Of late, Sherry producers and marketers have been bottling their wines en rama, with only a light filtration, and often a selection of a favored barrel from a larger solera. Such sherries can be considerably more complex in flavour than the standard bottlings and are worth seeking out.
In order to allow the sale of reliable average age-dated sherries, the regulating council has set up a system that accurately tracks the average age of the wines as they move through their solera. Two average age-dated categories are recognized: VOS (‘Vinum Optimum Signatum’ – 20 years old average age minimum) and VORS (‘Vinum Optimum Rare Signatum’ – 30 years old average age minimum).
The Ham Cheese Toastie is a beguiling signature; few can stop at just one, Iberico ham, Manchego cheese, truffle oil, thick-cut, de-crusted bread all topped with a couple of quail eggs; this elevates a humble diner snack to something devilishly good and outrageously delicious.
The Pork Ribs with white beans and bbq sauce are fall-of-the-bone, tender, juicy perfection.
The Braised Lamb is tender and richly flavoured, served with an exceptional bravas sauce made with smoked paprika and courgette.
Seafood paella, an incredible paella, rich and layered yet light and fresh, served with chilies and fruity, sweet piquillo peppers.
Courgette Flower, this is an exquisite dish, the zucchini flower is done in the lightest of fine, crisp ‘tempura style’ batter and served with goats cheese and honey for a truly amazing flavour and texture experience.
Padron Peppers, A Galician classic, these Pimientos de Padrón are blister fried, drizzled with olive oil and sprinkled with friend garlic, these fresh, crisp peppers are a perfect starter with a crisp, dry fino sherry.
Goat’s Cheese Cheesecake, Sweetness, richness and goodness here with honey and pistachio.
Churros, the traditional Iberian dessert or snack, a choux pastry style sugary doughnut dipped in a hot chocolate sauce. The dish is thought to have found its way to Spain via Portugal, who in turn brought an early version of the dish back from expeditions into China, in Hong Kong, this is the classic way to finish your meal at Ham and Sherry.
A playful little guide at the bottom of the menu offers to assist with food and sherry pairings;
If it SWIMS: Fino or Manzanilla,
if it FLIES: Amontillado or Palo CortadoIt,
if it RUNS: Oloroso
English chef and restaurateur Jason Atherton has worked with chefs including Pierre Koffmann, Nico Ladenis, and Marco Pierre White. He joined the Gordon Ramsay Group in 2001 as the executive chef for Verre in Dubai. In 2005, Jason returned to the UK and opened Maze before going on to open a series of restaurants for Ramsay in Cape Town South Africa, Melbourne Australia and Qatar.

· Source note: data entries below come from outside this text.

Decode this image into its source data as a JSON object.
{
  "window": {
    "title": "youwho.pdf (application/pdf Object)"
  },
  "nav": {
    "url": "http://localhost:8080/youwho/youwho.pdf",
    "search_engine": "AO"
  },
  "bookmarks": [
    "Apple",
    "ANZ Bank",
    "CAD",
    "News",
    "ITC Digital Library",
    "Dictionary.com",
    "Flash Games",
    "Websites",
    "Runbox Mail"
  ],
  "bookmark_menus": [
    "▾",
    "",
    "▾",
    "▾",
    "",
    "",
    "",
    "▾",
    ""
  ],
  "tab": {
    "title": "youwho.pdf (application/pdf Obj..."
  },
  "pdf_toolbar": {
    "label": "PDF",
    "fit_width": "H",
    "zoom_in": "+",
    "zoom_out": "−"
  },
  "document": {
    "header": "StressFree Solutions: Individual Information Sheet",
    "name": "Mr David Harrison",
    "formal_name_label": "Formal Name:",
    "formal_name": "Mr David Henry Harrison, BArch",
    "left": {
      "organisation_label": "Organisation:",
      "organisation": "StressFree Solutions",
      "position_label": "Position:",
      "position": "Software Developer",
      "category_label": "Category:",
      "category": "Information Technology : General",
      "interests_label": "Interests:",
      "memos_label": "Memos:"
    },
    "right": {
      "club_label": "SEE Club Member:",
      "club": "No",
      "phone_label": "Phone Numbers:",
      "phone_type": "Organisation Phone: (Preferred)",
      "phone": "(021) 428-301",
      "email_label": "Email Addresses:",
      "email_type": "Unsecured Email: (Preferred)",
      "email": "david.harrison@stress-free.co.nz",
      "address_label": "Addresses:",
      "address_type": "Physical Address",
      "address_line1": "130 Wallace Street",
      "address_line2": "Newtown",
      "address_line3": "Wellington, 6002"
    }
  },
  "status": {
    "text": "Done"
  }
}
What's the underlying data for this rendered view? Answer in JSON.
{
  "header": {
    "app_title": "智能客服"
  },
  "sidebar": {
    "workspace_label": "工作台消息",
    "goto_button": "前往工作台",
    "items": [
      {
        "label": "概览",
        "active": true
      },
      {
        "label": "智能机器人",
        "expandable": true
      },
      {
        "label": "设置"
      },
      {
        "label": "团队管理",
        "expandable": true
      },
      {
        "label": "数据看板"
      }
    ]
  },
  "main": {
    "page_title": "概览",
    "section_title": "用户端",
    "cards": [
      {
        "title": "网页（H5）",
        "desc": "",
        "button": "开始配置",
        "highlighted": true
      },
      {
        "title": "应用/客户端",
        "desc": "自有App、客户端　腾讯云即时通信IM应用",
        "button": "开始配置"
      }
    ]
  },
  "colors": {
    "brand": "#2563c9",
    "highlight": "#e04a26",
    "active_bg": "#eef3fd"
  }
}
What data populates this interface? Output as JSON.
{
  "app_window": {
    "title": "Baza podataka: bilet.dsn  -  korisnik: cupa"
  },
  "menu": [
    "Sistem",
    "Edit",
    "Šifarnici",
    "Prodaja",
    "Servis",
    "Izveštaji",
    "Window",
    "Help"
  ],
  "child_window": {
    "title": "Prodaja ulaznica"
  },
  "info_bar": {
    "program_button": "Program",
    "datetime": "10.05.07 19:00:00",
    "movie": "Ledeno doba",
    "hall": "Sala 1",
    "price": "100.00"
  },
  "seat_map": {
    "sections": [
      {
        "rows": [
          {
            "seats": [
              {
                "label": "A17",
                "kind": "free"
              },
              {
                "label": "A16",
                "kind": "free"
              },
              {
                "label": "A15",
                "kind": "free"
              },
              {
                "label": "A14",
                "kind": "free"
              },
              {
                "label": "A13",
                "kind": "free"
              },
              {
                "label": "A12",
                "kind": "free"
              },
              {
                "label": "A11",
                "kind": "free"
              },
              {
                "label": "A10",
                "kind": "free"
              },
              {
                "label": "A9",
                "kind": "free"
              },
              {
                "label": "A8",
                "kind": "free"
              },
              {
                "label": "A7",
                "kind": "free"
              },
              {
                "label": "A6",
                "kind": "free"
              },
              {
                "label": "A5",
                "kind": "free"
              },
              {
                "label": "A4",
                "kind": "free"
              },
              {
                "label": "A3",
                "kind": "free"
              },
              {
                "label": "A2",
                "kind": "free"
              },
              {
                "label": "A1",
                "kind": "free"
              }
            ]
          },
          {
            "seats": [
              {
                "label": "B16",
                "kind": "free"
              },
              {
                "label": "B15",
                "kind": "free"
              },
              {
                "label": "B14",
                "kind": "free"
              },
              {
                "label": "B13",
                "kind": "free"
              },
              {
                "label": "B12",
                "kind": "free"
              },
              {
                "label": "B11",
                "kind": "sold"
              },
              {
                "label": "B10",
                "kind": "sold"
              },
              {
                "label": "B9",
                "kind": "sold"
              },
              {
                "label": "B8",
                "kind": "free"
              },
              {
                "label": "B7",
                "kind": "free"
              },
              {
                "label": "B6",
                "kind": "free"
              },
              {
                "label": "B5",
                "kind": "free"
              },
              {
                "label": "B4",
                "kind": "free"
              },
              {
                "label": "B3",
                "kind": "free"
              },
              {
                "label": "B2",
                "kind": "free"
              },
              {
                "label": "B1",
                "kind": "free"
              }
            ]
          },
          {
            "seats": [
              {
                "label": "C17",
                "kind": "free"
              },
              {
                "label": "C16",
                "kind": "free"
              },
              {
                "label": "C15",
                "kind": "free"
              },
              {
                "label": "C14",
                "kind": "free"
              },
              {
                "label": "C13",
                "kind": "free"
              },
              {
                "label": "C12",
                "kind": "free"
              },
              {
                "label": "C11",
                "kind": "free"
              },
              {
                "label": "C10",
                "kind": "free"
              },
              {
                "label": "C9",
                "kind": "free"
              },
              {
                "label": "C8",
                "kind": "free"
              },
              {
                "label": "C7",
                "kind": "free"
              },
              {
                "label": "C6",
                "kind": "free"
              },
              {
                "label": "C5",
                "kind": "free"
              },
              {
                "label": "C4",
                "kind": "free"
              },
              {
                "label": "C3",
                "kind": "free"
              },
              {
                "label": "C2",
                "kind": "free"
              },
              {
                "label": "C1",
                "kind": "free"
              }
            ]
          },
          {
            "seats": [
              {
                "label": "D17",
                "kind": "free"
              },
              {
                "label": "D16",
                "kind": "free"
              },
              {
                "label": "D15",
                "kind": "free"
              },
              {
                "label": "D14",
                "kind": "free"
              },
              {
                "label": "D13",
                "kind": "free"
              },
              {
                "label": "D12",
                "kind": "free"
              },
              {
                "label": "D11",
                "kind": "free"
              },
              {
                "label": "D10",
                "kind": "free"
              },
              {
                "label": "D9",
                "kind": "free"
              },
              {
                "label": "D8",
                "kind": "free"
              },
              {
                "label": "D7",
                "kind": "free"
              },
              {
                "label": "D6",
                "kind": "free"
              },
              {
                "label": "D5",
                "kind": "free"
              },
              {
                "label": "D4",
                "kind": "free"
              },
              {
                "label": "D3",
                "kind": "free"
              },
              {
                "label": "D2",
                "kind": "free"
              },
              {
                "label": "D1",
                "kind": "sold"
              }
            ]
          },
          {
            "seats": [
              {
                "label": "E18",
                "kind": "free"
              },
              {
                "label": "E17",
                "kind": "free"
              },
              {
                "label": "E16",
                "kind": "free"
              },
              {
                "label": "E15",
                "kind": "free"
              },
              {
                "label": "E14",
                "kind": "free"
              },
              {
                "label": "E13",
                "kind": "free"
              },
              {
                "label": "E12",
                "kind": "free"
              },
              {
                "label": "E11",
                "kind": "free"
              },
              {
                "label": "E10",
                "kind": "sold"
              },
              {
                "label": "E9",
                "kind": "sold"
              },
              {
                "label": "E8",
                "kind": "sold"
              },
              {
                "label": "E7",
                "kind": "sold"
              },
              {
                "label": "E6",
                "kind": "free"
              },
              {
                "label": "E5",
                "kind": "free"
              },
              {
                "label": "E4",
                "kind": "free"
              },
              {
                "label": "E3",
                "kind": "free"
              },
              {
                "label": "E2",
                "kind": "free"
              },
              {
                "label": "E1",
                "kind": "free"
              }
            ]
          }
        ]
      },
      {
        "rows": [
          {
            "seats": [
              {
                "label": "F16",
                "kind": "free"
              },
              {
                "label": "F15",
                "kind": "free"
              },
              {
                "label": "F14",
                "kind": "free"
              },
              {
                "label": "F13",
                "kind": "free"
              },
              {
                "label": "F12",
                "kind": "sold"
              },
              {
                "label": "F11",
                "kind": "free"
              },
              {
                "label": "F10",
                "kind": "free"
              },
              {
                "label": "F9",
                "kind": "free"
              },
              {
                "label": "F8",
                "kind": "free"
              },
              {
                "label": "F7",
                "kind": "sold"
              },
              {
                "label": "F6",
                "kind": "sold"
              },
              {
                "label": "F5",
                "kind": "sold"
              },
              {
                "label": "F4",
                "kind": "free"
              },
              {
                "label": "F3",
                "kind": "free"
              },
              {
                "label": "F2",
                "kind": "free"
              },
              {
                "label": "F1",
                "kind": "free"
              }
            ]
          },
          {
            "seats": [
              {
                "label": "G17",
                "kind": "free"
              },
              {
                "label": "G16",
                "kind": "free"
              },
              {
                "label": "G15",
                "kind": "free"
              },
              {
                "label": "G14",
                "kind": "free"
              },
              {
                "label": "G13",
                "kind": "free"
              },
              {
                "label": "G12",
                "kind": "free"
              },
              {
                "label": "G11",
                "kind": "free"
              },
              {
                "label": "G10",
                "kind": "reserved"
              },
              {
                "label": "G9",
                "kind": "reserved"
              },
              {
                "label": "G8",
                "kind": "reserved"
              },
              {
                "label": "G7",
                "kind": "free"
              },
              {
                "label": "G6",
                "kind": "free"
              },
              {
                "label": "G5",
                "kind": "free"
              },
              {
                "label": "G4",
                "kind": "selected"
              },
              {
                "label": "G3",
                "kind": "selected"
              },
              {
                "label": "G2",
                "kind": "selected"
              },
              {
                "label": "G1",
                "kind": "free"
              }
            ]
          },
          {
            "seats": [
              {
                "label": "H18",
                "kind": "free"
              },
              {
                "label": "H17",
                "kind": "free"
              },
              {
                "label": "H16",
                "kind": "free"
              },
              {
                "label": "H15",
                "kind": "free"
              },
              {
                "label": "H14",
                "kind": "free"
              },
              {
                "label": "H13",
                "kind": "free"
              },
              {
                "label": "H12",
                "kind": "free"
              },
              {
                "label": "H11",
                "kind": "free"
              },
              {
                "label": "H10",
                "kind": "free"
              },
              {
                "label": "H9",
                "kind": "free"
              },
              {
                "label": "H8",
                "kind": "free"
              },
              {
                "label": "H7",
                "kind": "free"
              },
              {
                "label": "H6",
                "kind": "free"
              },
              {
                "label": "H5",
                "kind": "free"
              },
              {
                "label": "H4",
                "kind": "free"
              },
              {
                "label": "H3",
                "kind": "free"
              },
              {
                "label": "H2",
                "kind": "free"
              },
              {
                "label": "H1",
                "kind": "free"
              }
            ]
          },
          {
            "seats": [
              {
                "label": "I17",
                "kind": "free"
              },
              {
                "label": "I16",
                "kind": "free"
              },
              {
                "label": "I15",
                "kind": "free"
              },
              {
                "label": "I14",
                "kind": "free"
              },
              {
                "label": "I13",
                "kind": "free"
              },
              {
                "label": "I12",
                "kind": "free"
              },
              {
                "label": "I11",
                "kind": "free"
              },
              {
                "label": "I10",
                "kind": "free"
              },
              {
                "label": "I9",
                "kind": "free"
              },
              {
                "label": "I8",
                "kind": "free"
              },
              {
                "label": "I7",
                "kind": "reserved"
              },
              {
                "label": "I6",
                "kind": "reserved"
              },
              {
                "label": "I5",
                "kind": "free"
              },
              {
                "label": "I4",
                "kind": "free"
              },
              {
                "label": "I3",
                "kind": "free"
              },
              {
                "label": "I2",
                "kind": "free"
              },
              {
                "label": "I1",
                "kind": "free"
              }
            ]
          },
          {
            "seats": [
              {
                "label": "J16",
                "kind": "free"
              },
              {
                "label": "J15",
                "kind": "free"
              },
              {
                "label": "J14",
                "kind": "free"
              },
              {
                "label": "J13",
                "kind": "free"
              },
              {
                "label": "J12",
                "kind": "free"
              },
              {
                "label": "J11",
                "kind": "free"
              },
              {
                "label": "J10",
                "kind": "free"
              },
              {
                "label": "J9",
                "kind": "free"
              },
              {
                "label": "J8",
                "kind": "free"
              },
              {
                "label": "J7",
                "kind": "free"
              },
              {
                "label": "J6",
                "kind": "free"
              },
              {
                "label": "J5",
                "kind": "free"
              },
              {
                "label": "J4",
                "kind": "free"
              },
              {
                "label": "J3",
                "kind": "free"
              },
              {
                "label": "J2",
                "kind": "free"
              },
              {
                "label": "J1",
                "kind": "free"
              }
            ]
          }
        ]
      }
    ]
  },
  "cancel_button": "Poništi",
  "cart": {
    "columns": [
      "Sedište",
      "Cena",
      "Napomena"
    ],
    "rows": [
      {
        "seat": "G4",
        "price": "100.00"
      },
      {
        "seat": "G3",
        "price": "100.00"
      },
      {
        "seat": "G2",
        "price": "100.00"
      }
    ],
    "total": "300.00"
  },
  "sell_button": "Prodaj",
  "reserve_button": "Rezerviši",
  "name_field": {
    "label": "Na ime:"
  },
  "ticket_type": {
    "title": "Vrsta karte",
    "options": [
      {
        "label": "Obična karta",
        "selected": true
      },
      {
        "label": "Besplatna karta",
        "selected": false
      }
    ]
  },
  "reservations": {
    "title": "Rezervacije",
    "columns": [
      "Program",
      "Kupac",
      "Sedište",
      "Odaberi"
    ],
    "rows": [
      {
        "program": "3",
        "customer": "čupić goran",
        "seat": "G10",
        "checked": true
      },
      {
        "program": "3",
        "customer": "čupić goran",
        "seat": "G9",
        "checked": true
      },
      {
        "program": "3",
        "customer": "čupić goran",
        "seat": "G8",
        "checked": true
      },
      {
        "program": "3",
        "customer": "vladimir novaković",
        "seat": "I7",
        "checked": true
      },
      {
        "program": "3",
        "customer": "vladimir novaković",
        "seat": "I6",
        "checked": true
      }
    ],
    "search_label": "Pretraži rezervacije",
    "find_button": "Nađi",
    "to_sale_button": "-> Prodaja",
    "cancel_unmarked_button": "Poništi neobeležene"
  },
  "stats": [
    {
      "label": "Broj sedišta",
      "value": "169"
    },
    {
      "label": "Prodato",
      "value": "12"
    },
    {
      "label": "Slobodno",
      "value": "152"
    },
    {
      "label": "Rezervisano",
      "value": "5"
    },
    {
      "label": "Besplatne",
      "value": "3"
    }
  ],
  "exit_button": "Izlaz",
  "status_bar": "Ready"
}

Fay Maschler is the restaurant critic of London’s Evening Standard newspaper, having won a contest for the position in 1972. This was supposed to last for three months but she has remained in the position evern since and has now been there for over 40 years. Some ten years ago she said;
“Should you hold a knife to my throat and force me to say which one of the chefs in the Gordon Ramsay group I thought was the best, my answer would be Jason Atherton. Actually, I’d admit it without any coercion.”
Atherton left Gordon Ramsay Holdings in 2010 to launch his own restaurant company, he launched his first restaurant, Table No. 1, at the Waterhouse at South Bund hotel in Shanghai in May 2010 it been awarded one Michelin star, Pollen Street Social, opened in April 2011 in Mayfair and was awarded a Michelin star within its first six months. The restaurant has been ranked as high as number three in The Good Food Guide’s Top 50 Restaurants was deemed London’s best new fine dining restaurant in the Time Out Eating & Drinking Awards 2011. Pollen Street also won New Restaurant of the Year at the Craft Guild of Chefs Awards 2012. In 2014 the restaurant won Food and Travel Magazine Readers Award’s “Restaurant of the Year – UK”.
In 2013, Atherton opened two different ventures in London. The first was Little Social, a French brasserie-style restaurant located opposite his flagship restaurant. A short while later he opened the more casual modern British restaurant, Social Eating House, on Soho’s Poland Street, as well as his second venue in Shanghai, The Commune Social and in the autumn of 2013, Atherton launched Berners Tavern within the London EDITION hotel.
2014 saw the openings of 2 new members in the “Social” restaurant family with City Social in Tower 42, London, which won a Michelin star within six months of opening, and Aberdeen Street Social in Hong Kong. In 2015, Atherton opened The Clocktower within the New York EDITION hotel. This was followed by Social Wine & Tapas in London’s Marylebone. In September, Jason opened his first ‘Social’ restaurant in Dubai, Marina Social, within the new Intercontinental Dubai Marina.
In June 2016, Atherton opened his first restaurant in Cebu, Philippines – The Pig and Palm, this restaurant serves as his love letter to his beloved wife, Ihra who is herself from the Philippines.
Atherton’s recipes and articles have appeared widely in magazines and newspapers including: Jason Atherton has written half a dozen books on his cuisine and as well as being a television guest on Saturday Kitchen and Great British Menu, he also hosted the show My Kitchen Rules with Lorraine Pascale in 2014. In 2016 Jason was a guest judge for an episode of MasterChef Australia.
Yenn Wong is a Singaporean restaurateur who is the CEO and founder of the Hong Kong-based JIA Group which runs several restaurants across Hong Kong. In collaboration with British chief Jason Atherton she runs the two star Michelin restaurant Duddell’s, as well a number of bars and eateries serving international cuisines. In 2014 she was named Restaurateur of the Year for her contributions to the Hong Kong dining scene.
Wong was born in Singapore in 1978 and at the age of 25 was sent to Hong Kong to help develop a building in Causeway Bay recently acquired by her father, Malaysian business tycoon Danny Wong. After turning it into a boutique hotel named J Plus Hotel she traveled to Shanghai where she opened another hotel before opening multiple restaurants across Asia. Today she has consolidated her businesses into the running of nine restaurants in Hong Kong, each of which varying in style of cuisine. In 2016 she announced the opening of her tenth restaurant Commissary in Hong Kong and in 2017 a branch of Dundell’s was opened in London.
Ham & Sherry
Ham & Sherry originally opened to take on some of the overflow from the pair’s 22 Ships restaurant collaboration just a little further up Ship Street but; the overall theme, look, feel and sheer quality here just knocks it out of the park for simple, stunning Spanish dishes, divine hams and sensational sherries.